British Detroit 1760-1796
For many years, the French maintained a huge fort at Louisburg to protect the mouth of the St. Lawrence River from the British. They knew that closing the waterway to the British would make it very difficult for them to takeover settlements and trade in the west. On April 30, 1745, 100 New England ships, along with 3600 men, under the command of Colonel William Pepperell, met a British squadron, commanded by Commodore Warren, at the fort at Louisburg and began a 10-week assault against the post. In the end, the French surrendered the post (the British victory was short lived as the Treaty of Aix la Chapelle, signed in 1748, put the fort back in the hands of the French).
In order to try to circumvent any further attacks, the French developed a string of fortifications in present day Pennsylvania and Ohio to extend coverage that already existed from the Niagara River to the head of the Ohio River. The British, in response made an offer of 500,000 acres of land to any New England colonist who would build and maintain a fort in the same area. When the men arrived in the area to establish the post, they found the French were already there. The British sent a surveyor named George Washington to try to convince the French to concede some of the territory. They refused.
In 1745, both the French and the British dispatched men to found a post near present day Pittsburgh. When the two groups met, a fight broke out, and the British group, led by George Washington, killed several of the Frenchmen. Despite the apparent victory, the British knew that another group of Frenchmen were on their way to the area. Wisely, they retreated - for the time.
In 1754 the French successfully established Fort Duquesne in the area where the Monongahela and Allegheny rivers join. The same year marked the beginning of the French and Indian War. (In All Our Yesterdays, Woodford says that Washington led an attack on Fort Duquesne in 1754. Whether this is the same as the battle above which Burton attributes to 1745, or if Washington attacked the area twice, is not clear). In 1755, General Braddock led a failed British attack on the fort.
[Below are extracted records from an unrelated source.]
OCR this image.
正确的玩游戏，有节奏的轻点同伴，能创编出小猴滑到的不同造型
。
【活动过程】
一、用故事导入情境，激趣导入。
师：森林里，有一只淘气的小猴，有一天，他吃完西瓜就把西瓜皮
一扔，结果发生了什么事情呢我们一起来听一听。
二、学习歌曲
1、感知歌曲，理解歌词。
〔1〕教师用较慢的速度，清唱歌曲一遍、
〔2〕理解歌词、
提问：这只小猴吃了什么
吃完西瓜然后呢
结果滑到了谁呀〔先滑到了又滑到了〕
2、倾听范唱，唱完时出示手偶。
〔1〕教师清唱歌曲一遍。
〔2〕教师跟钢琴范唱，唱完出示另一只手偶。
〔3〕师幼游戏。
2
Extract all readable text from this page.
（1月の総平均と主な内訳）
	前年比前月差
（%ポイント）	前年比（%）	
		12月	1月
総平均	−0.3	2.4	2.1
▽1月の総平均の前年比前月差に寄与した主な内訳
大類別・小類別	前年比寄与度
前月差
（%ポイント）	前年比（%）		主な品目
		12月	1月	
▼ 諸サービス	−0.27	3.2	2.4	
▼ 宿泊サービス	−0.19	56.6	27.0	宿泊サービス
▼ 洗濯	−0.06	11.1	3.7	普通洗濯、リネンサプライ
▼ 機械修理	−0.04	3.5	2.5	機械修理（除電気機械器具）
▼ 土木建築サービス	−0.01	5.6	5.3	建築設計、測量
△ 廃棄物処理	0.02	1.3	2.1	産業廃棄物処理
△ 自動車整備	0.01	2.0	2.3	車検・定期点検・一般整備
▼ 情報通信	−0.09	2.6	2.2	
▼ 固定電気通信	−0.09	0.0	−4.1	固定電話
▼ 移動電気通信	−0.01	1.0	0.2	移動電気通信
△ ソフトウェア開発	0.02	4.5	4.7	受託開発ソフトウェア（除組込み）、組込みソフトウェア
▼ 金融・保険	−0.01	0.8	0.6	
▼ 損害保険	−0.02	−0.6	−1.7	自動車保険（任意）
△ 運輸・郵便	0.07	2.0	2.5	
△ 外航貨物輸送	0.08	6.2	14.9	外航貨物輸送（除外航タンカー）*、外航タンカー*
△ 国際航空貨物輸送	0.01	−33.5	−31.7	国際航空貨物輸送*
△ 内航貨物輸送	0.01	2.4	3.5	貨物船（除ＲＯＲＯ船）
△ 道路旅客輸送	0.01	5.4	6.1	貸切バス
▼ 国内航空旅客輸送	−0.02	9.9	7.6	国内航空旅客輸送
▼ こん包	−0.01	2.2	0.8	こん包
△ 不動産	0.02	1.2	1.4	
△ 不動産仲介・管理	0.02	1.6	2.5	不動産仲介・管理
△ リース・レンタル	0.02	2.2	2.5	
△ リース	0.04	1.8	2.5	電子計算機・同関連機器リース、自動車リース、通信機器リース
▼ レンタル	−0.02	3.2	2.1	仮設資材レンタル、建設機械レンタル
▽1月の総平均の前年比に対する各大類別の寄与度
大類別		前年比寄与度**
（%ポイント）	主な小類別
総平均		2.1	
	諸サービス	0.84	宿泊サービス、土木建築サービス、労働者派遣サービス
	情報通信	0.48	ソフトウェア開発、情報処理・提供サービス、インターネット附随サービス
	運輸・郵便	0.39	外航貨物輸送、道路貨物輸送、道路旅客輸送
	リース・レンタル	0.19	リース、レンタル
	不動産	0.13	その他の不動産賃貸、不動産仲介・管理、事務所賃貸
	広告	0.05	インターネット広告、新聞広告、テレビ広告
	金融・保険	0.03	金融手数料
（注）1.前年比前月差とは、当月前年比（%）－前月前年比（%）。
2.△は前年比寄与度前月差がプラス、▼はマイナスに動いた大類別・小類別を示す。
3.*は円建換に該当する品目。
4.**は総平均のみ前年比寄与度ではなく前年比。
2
In June of 1758, General Jeffrey Amherst led the British in another attack on Louisburg. The move was successful and Louisburg fell to the British once again. On October 28 (or November 23) of the same year, the British again attacked Fort Duquesne. the French retreated, destroying the fort on the way out. The British immediately began construction of Fort Pitt in Fort Duquesne's place.
Fort Niagara was taken by the British in July of 1759, forcing the French to abandon all of their posts east of Detroit.
At this time, the significance of the post at Detroit grew dramatically. Detroit was, in a sense, the last chance the French had to hold on to at least part of New France. To try to insure the survival of Fort Ponchartrain, the size of the fort was increased and some much needed repairs were completed. To reinforce the soldiers at the fort, the Canadian Governor offered free land, tools and livestock to anyone who would settle in Detroit.
Despite these measures, the odds were heavily against the French. Most of the settlers who accepted the governor's offer used or sold their "incentives" and returned to Quebec where life was more secure and stable. The Iroquois and some Wyandotts allied themselves with the British and immediately began random, individual attacks on settlers and soldiers.
Incidentally, Detroit's fate did not depend on the garrison and its ability to defend the fort. Rather, Detroit's fate was decided on September 8, 1760, when General Amherst captured Montreal and the Articles of Capitulation stipulated that all remaining French holdings, including Detroit, were to be part of the spoils. With Quebec having been taken by British forces on September 13, 1759, there was little point to trying to defend Detroit.